Ag Market View for Nov 2
Soybeans, soymeal, soyoil and corn traded lower. Wheat traded higher. US stocks were higher. Crude was higher. Gold was higher. US Dollar was higher. Calm before the US election storm?
Soybean futures traded lower as funds reduced their net long in front of US election. Lack of any new US soybean sales to China also triggered some long liquidation. Jan soybean futures rallied from an August low near 8.80 to a recent high near 10.80 on dry US weather and increase China buying US soybeans. Open interest jumped from 828,000 contract to a high near 1,049,000 during the rally. Some long liquidation has dropped open interest to 918,000. Rallies would be supported by new China buying or less than Ideal South America weather. Managed funds are sellers of 5,000 soybeans, 1,500 soymeal, 2,000 soyoil and 4,000 corn. We estimate Managed funds are net long 204,000 soybeans,79,000 soymeal and 87,000 soyoil. US Midwest 2 week forecast calls for normal to above temps and below normal rains. US soybean harvest is estimated near 91 versus 83 last week. One private group will be out later today their guess for US 2020 soybean crop. Some estimate the US soybean crop near 4,197 mil bu versus USDA 4,268. A second private guess will be out tomorrow. USDA is November 10. Low soybean 2020/21 carryout estimate is near 167 versus USDA 290. Weekly US soybean exports were near 76.5 mil bu versus 103.5 last week and 54.5 last year. Season to date exports are near 609.3 mil bu versus 351.1 last year. USDA goal is 2,200 mil versus 1,676 last year. Some are as high as 2,350.
Corn futures slipped lower on favorable US harvest weather and concern that increase cases of US Covid will reduce feed, food and fuel demand. Some feel There is already too much gas supplies. Dec corn futures rallied from an August low near 3.20 to a recent high near 4.20 on dry US weather and increase China buying US corn and now ethanol. Open interest jumped from 1,354,000 contracts to a high near 1,699,000 during the rally. Rallies would be supported by new China buying or less than Ideal South America weather. Managed funds were sellers of 4,000 corn. We estimate Managed funds are net long 216,000 corn contracts. US Midwest 2 week forecast calls for normal to above temps and below normal rains. US corn harvest is estimated near 83 pct versus 72 last week. One private group will be out with their estimate of US 2020 corn crop as of Nov 1 later today. Currently, some estimate corn crop near 14,520 mil bu versus USDA 14,722. Second private guess will be out tomorrow. USDA is November 10. Low estimate for US 2020/21 corn carryout is near 1,800 mil bu versus USDA 2,167. Weekly US corn exports were near 28.4 mil bu versus 26.8 last week and 11.1 last year. Season to date exports are near 270.3 mil bu versus 148.1 last year. USDA goal is 2,325 mil versus 1,778 last year. Some are as high as 2,600. Key will be overall demand especially from China and competition from either Ukraine or South America.
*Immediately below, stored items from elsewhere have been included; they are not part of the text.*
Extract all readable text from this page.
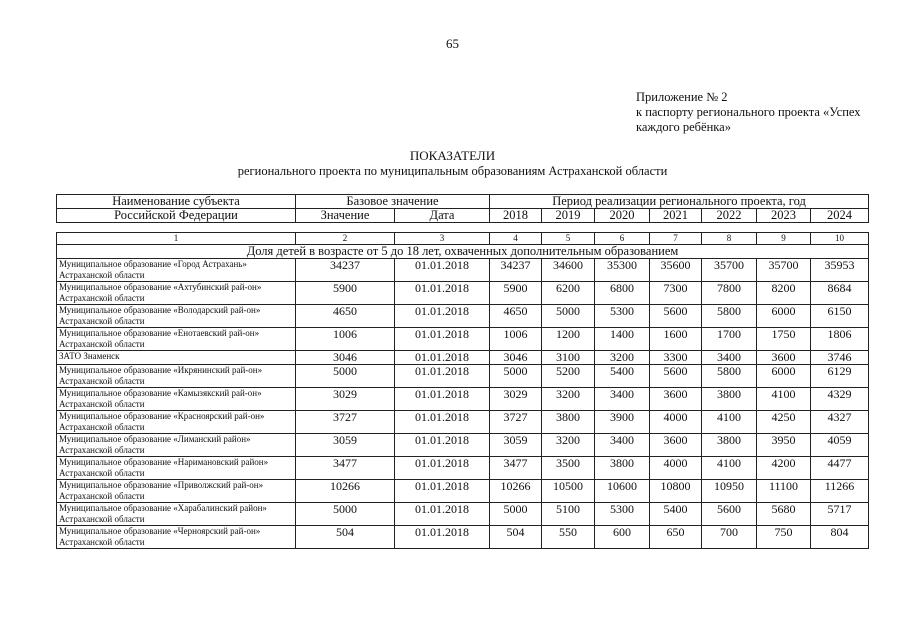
65
Приложение № 2
к паспорту регионального проекта «Успех
каждого ребёнка»
ПОКАЗАТЕЛИ
регионального проекта по муниципальным образованиям Астраханской области
Наименование субъекта	Базовое значение		Период реализации регионального проекта, год						
Российской Федерации	Значение	Дата	2018	2019	2020	2021	2022	2023	2024
1	2	3	4	5	6	7	8	9	10
Доля детей в возрасте от 5 до 18 лет, охваченных дополнительным образованием									
Муниципальное образование «Город Астрахань» Астраханской области	34237	01.01.2018	34237	34600	35300	35600	35700	35700	35953
Муниципальное образование «Ахтубинский рай-он» Астраханской области	5900	01.01.2018	5900	6200	6800	7300	7800	8200	8684
Муниципальное образование «Володарский рай-он» Астраханской области	4650	01.01.2018	4650	5000	5300	5600	5800	6000	6150
Муниципальное образование «Енотаевский рай-он» Астраханской области	1006	01.01.2018	1006	1200	1400	1600	1700	1750	1806
ЗАТО Знаменск	3046	01.01.2018	3046	3100	3200	3300	3400	3600	3746
Муниципальное образование «Икрянинский рай-он» Астраханской области	5000	01.01.2018	5000	5200	5400	5600	5800	6000	6129
Муниципальное образование «Камызякский рай-он» Астраханской области	3029	01.01.2018	3029	3200	3400	3600	3800	4100	4329
Муниципальное образование «Красноярский рай-он» Астраханской области	3727	01.01.2018	3727	3800	3900	4000	4100	4250	4327
Муниципальное образование «Лиманский район» Астраханской области	3059	01.01.2018	3059	3200	3400	3600	3800	3950	4059
Муниципальное образование «Наримановский район» Астраханской области	3477	01.01.2018	3477	3500	3800	4000	4100	4200	4477
Муниципальное образование «Приволжский рай-он» Астраханской области	10266	01.01.2018	10266	10500	10600	10800	10950	11100	11266
Муниципальное образование «Харабалинский район» Астраханской области	5000	01.01.2018	5000	5100	5300	5400	5600	5680	5717
Муниципальное образование «Черноярский рай-он» Астраханской области	504	01.01.2018	504	550	600	650	700	750	804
Wheat futures traded higher. Some linked the buying to talk that cold and dry weather could stress the Russia wheat crop. There was also talk that China sold 2.7 mmt wheat from the reserve. Most of the buyers were feeders. Average prices was near $9.57. Wheat may have also been supported by new global demand of 1.0 mmt with Turkey, Syria and North Africa demand improving. EU dropped their corn crop to 60.0 mmt versus USDA 66.0. Will this increase EU wheat feeding. Managed funds are net buyers of 4,000 wheat. We estimate Managed funds are net long 39,000 wheat. US Midwest 2 week forecast calls for normal to above temps and below normal rains. There continues to be signs that over the next 2 weeks, rainfall in Russia, South Brazil and Argentina will be less than normal. US Winter wheat crop rating could be 45 pct good/ex versus 41 last week. Weekly US wheat exports were near 10.5 mil bu versus 14.5 last week and 10.8 last year. Season to date exports are near 417.8 mil bu versus 401.1 last year. USDA goal is 975 mil versus 965 last year. Key for final US exports could be EU , Russia, Ukraine, Australia and Canada exports versus demand and US and Russia 2021 supplies.